George Orwell criticized C.S. Lewis’s 1945 novel That Hideous Strength for its supernatural elements. John-Paul Heil, a PhD candidate in history at the University of Chicago and adjunct professor at Mount St. Mary’s University in Maryland, argues that this is precisely what connects Lewis’ and Chesterton’s notions of conversion.

C.S. Lewis’s That Hideous Strength is a novel about conversion. Released in 1945, this third part of Lewis’s Space Trilogy was reviewed by George Orwell, who despite thinking that “by the standard of the novels appearing nowadays this is a book worth reading,” critiqued how “the supernatural keeps breaking in” to the story’s proceedings in “rather confusing” ways.

He also observed that “Mr. Lewis probably owes something to Chesterton as a writer.”

Orwell was right on all but one count: the “undisciplined ways” the supernatural enters Lewis’s story provide the engine of its protagonists’ conversions and further reveal Lewis’s debt to Chesterton. In his 1926 essay “The Catholic Church and Conversion,” Chesterton emphasizes that though no two conversion stories are the same, what connects them all is a shared recognition of Truth, the reality of things as they are.

Lewis’s novel celebrates the “supreme sacredness and value of two things: Reason and Liberty” which Chesterton argues can “justify the whole Catholic theology.”

Lewis’s protagonists, Mark and Jane Studdock, are nonbelievers looking for reason and liberty. Recently married yet already tired of one another, the pair find themselves pulled apart.

Mark, attempting to climb the academic career ladder, becomes entangled with the National Institute of Co-ordinated Experiments (N.I.C.E.), an influential cabal he believes is rationally and scientifically working towards “the preservation and extension” of humanity. Jane desires liberty via marital equality and balks at the idea of obeying anyone, much less her husband.

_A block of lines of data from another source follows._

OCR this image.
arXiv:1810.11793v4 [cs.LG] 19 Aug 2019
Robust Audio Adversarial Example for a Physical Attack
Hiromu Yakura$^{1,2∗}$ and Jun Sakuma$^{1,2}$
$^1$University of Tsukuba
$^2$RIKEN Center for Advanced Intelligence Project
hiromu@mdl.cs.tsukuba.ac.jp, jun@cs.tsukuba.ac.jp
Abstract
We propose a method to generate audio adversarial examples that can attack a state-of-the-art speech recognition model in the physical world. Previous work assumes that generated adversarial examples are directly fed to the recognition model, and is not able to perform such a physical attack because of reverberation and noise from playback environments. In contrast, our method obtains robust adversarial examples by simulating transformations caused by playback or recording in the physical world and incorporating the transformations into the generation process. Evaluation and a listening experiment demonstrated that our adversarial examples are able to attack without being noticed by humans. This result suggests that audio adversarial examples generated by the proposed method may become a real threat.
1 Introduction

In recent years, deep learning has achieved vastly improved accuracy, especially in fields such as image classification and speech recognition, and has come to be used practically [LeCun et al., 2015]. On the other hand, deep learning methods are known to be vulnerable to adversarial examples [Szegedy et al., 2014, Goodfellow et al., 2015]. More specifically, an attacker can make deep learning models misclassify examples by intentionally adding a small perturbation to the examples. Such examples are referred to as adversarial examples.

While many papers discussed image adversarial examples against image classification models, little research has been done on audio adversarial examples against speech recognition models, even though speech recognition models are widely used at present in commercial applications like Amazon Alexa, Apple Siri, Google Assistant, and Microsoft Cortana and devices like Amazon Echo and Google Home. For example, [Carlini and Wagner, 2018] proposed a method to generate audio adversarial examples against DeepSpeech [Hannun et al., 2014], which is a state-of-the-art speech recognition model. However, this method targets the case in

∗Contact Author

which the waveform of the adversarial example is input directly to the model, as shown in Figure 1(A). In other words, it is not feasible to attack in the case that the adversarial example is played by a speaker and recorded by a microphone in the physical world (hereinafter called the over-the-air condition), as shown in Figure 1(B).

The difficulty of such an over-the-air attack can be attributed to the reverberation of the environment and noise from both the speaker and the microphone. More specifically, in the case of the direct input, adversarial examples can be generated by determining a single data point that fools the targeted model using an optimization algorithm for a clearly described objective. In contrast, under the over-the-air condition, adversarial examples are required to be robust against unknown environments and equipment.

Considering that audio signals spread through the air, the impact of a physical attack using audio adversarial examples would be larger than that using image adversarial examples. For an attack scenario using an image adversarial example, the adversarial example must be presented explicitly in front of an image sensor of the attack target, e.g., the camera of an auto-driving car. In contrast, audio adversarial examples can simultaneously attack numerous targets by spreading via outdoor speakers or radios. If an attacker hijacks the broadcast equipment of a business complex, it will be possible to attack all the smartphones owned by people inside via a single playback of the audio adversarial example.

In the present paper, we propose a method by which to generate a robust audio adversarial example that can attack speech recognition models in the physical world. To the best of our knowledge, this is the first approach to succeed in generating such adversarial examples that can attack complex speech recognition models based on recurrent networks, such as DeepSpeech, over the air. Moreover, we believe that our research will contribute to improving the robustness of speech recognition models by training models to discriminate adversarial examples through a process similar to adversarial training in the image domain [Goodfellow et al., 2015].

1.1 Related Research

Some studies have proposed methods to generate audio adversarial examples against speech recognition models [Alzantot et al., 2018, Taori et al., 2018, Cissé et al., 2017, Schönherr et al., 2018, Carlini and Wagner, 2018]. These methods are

Mark eventually learns of the Institute’s alliance with demonic powers and their true plan, to transform the “intellectual nucleus” of humanity into “the race itself,” jettisoning the rest, as the “human race is to become all Technocracy” by means of a technologized spirituality.

To prepare him to cooperate with the N.I.C.E.’s diabolical patron, Mark is held captive and eventually

brought to step on a crucifix. Though he believes Christianity “a fable,” he finds himself “looking at the crucifix in a new way…as a bit of history” which represents “an image of the Straight” and truly novel “Normal” opposed to the Institute’s crooked technocracy.

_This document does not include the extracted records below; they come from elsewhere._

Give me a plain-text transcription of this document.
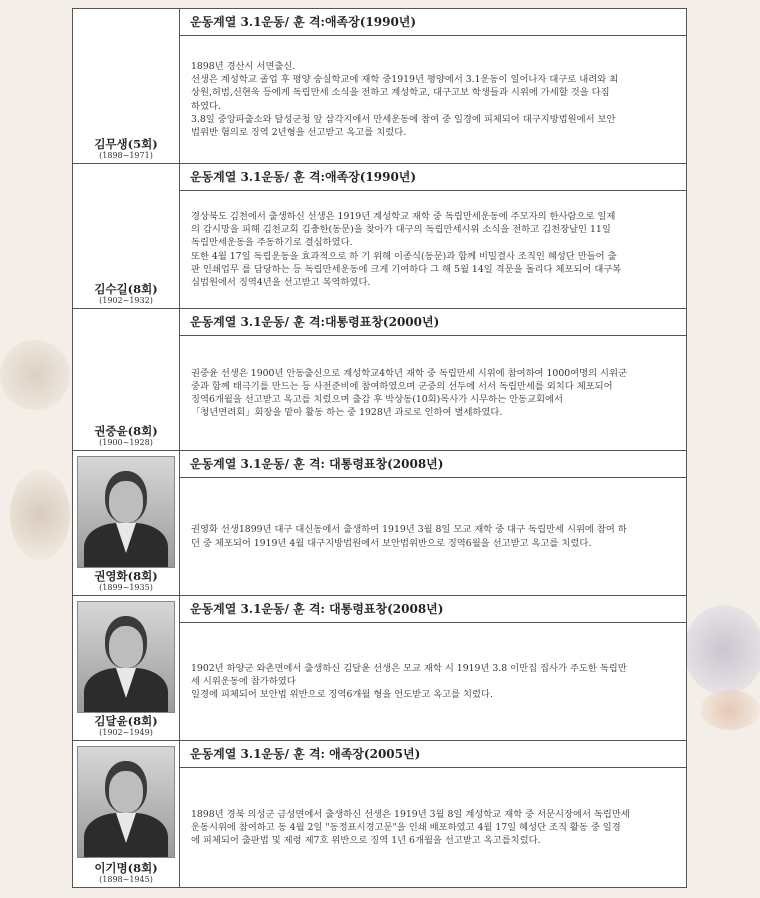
김무생(5회)
(1898~1971)
운동계열 3.1운동/ 훈 격:애족장(1990년)
1898년 경산시 서면출신.
선생은 계성학교 졸업 후 평양 숭실학교에 재학 중1919년 평양에서 3.1운동이 일어나자 대구로 내려와 최
상원,허범,신현욱 등에게 독립만세 소식을 전하고 계성학교, 대구고보 학생들과 시위에 가세할 것을 다짐
하였다.
3.8일 중앙파출소와 달성군청 앞 삼각지에서 만세운동에 참여 중 일경에 피체되어 대구지방법원에서 보안
법위반 혐의로 징역 2년형을 선고받고 옥고를 치렀다.
김수길(8회)
(1902~1932)
운동계열 3.1운동/ 훈 격:애족장(1990년)
경상북도 김천에서 출생하신 선생은 1919년 계성학교 재학 중 독립만세운동에 주모자의 한사람으로 일제
의 감시망을 피해 김천교회 김충한(동문)을 찾아가 대구의 독립만세시위 소식을 전하고 김천장날인 11일
독립만세운동을 주동하기로 결심하였다.
또한 4월 17일 독립운동을 효과적으로 하 기 위해 이종식(동문)과 함께 비밀결사 조직인 혜성단 만들어 출
판 인쇄업무 를 담당하는 등 독립만세운동에 크게 기여하다 그 해 5월 14일 격문을 돌리다 체포되어 대구복
심법원에서 징역4년을 선고받고 복역하였다.
권중윤(8회)
(1900~1928)
운동계열 3.1운동/ 훈 격:대통령표창(2000년)
권중윤 선생은 1900년 안동출신으로 계성학교4학년 재학 중 독립만세 시위에 참여하여 1000여명의 시위군
중과 함께 태극기를 만드는 등 사전준비에 참여하였으며 군중의 선두에 서서 독립만세를 외치다 체포되어
징역6개월을 선고받고 옥고를 치렀으며 출감 후 박상동(10회)목사가 시무하는 안동교회에서
「청년면려회」회장을 맡아 활동 하는 중 1928년 과로로 인하여 별세하였다.
권영화(8회)
(1899~1935)
운동계열 3.1운동/ 훈 격: 대통령표창(2008년)
권영화 선생1899년 대구 대신동에서 출생하여 1919년 3월 8일 모교 재학 중 대구 독립만세 시위에 참여 하
던 중 체포되어 1919년 4월 대구지방법원에서 보안법위반으로 징역6월을 선고받고 옥고를 치렀다.
김달윤(8회)
(1902~1949)
운동계열 3.1운동/ 훈 격: 대통령표창(2008년)
1902년 하양군 와촌면에서 출생하신 김달윤 선생은 모교 재학 시 1919년 3.8 이만집 집사가 주도한 독립만
세 시위운동에 참가하였다
일경에 피체되어 보안법 위반으로 징역6개월 형을 언도받고 옥고를 치렀다.
이기명(8회)
(1898~1945)
운동계열 3.1운동/ 훈 격: 애족장(2005년)
1898년 경북 의성군 금성면에서 출생하신 선생은 1919년 3월 8일 계성학교 재학 중 서문시장에서 독립만세
운동시위에 참여하고 동 4월 2일 "동정표시경고문"을 인쇄 배포하였고 4월 17일 혜성단 조직 활동 중 일경
에 피체되어 출판법 및 제령 제7호 위반으로 징역 1년 6개월을 선고받고 옥고를치렀다.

Mark rejects this desecration, in Chesterton’s words, “out of contempt [for] the evil by which he has been surrounded.” We are close to Chesterton’s observation that “the Catholic Church is the only thing which saves a man from the degrading slavery of being a child of his age.”

Though the ragtag resistance movement against the Institute tries to recruit Jane, she initially resists, as joining them would mean giving herself to them and subjugating her will to their unseen director. Jane holds firm to her faulty notion of freedom until she meets this director: Elwin Ransom, the protagonist of the trilogy’s first two novels, whose time on the sinless Venus has left him in an Edenic but crippled body. His natural and moral rectitude, his Adamic kingliness, and the goodness of his reality inspire Jane to consider things which never, “till that moment, seemed to be connected with real life.”

Ransom reveals the real reason for her marital difficulties: “you do not fail in obedience through lack of love, but have lost love because you never attempted obedience.”

Jane pledges obedience to Ransom as the convert pledges obedience to the Church, “for beauty was made for others. Her beauty belonged to the Director. It belonged to him so completely that he could even decide not to keep it for himself but to order that it be given to another, by an act of obedience lower, and therefore higher, more unconditional and therefore more delighting, than if he had demanded it for himself.”

The supernatural, ever “confusing” and “undisciplined” to human eyes, breaks into Mark and Jane’s lives and provides the means for their conversions and reconciliation. Lewis was not Catholic, but his novel is certainly contained in the “great dome” of its Truth.